"One hell of a good suspense story . . . Mills's book is a spellbinder, ironic in its implications, explosively dramatic in its narrative." — The New York Times
The youngest detective on the New York City police force, Bo Lockley is eager to prove himself. Ordered to track down "the Stick," a high-rolling pimp, Bo finds himself at the center of a Times Square shootout. Worse yet, he's quickly arrested and charged with murder, becoming the scapegoat of a department all too ready to sacrifice a naïve rookie in order to conceal its own corruption.
The ensuing scandal leads to an investigation by the Internal Affairs Division that forms the basis of Report to the Commissioner. So authentic that it reads like a real-life crime investigation, this suspenseful novel recaptures the gritty atmosphere of 1970s New York in its examination of exploited idealism and self-serving ambition. Written by the author of The Panic in Needle Park, this hard-hitting bestseller inspired an acclaimed 1975 movie.

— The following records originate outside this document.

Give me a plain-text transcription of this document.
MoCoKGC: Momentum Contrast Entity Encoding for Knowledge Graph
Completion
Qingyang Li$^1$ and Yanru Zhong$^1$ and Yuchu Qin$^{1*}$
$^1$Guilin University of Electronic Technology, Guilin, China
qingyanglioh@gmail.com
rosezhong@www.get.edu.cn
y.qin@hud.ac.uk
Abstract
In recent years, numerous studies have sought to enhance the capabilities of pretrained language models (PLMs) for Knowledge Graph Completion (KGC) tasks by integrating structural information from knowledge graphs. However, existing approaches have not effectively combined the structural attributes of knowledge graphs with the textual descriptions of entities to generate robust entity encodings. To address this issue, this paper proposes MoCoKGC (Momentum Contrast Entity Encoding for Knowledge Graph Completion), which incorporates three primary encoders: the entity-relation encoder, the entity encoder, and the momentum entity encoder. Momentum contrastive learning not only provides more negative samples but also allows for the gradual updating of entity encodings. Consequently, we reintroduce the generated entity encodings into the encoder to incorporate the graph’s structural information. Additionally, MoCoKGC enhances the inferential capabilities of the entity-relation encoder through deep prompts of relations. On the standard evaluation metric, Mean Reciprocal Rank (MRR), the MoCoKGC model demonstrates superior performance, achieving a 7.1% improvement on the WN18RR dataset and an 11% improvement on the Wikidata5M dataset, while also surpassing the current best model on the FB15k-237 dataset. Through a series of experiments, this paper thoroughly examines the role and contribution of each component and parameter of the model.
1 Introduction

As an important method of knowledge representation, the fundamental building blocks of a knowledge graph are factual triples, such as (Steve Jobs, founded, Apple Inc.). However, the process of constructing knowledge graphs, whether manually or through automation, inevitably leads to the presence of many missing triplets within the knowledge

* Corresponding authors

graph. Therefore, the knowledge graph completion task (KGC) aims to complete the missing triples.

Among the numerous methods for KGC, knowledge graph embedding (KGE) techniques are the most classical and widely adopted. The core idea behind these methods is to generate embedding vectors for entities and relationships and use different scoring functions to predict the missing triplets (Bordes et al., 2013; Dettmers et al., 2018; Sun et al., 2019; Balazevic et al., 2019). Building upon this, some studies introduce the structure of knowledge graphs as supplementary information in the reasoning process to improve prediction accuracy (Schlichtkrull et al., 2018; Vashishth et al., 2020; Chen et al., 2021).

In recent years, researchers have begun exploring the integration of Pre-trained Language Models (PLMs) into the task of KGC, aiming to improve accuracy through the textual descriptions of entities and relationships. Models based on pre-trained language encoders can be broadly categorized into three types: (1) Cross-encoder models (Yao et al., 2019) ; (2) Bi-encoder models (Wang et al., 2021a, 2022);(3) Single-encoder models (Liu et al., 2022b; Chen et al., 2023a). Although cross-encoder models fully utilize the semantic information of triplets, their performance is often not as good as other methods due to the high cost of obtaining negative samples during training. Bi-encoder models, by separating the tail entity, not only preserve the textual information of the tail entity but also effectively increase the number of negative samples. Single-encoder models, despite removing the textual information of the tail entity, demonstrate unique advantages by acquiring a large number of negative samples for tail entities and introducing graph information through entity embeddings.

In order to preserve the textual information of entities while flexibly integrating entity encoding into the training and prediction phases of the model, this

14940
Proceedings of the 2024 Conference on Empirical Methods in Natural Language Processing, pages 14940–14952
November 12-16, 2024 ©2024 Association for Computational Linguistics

First published in 1972, this gripping reissue from Mills (The Hearing) shows the influence of Ed McBain's 87th Precinct series, but also demonstrates the author's own ability to riff on the police procedural. Told in the form of a collection of interview transcripts, police reports, and other documents, it focuses on Bo Lockley, an honest New York City cop barely out of college, who has already messed up an early assignment. His eagerness to please makes it easy for the cynical cops at the 16th squad to push him around and manipulate him, including Richard Blackstone, an officer with a history of vigilantism and a violent temper. After failing to land any arrests for a while, Lockley gets pulled into a case involving a drug dealer known as Stick. Stick's also being worked on by Pat Butler, an undercover officer, and the eventual shootout between Stick and his pursuers is still exciting, despite the reader's advance knowledge of the outcome from the preface. Though the book shows its age at times, and only Blackstone and Lockley emerge as fleshed-out characters, Mills deserves credit for this solid and original crime novel about injustice and corruption in the NYPD.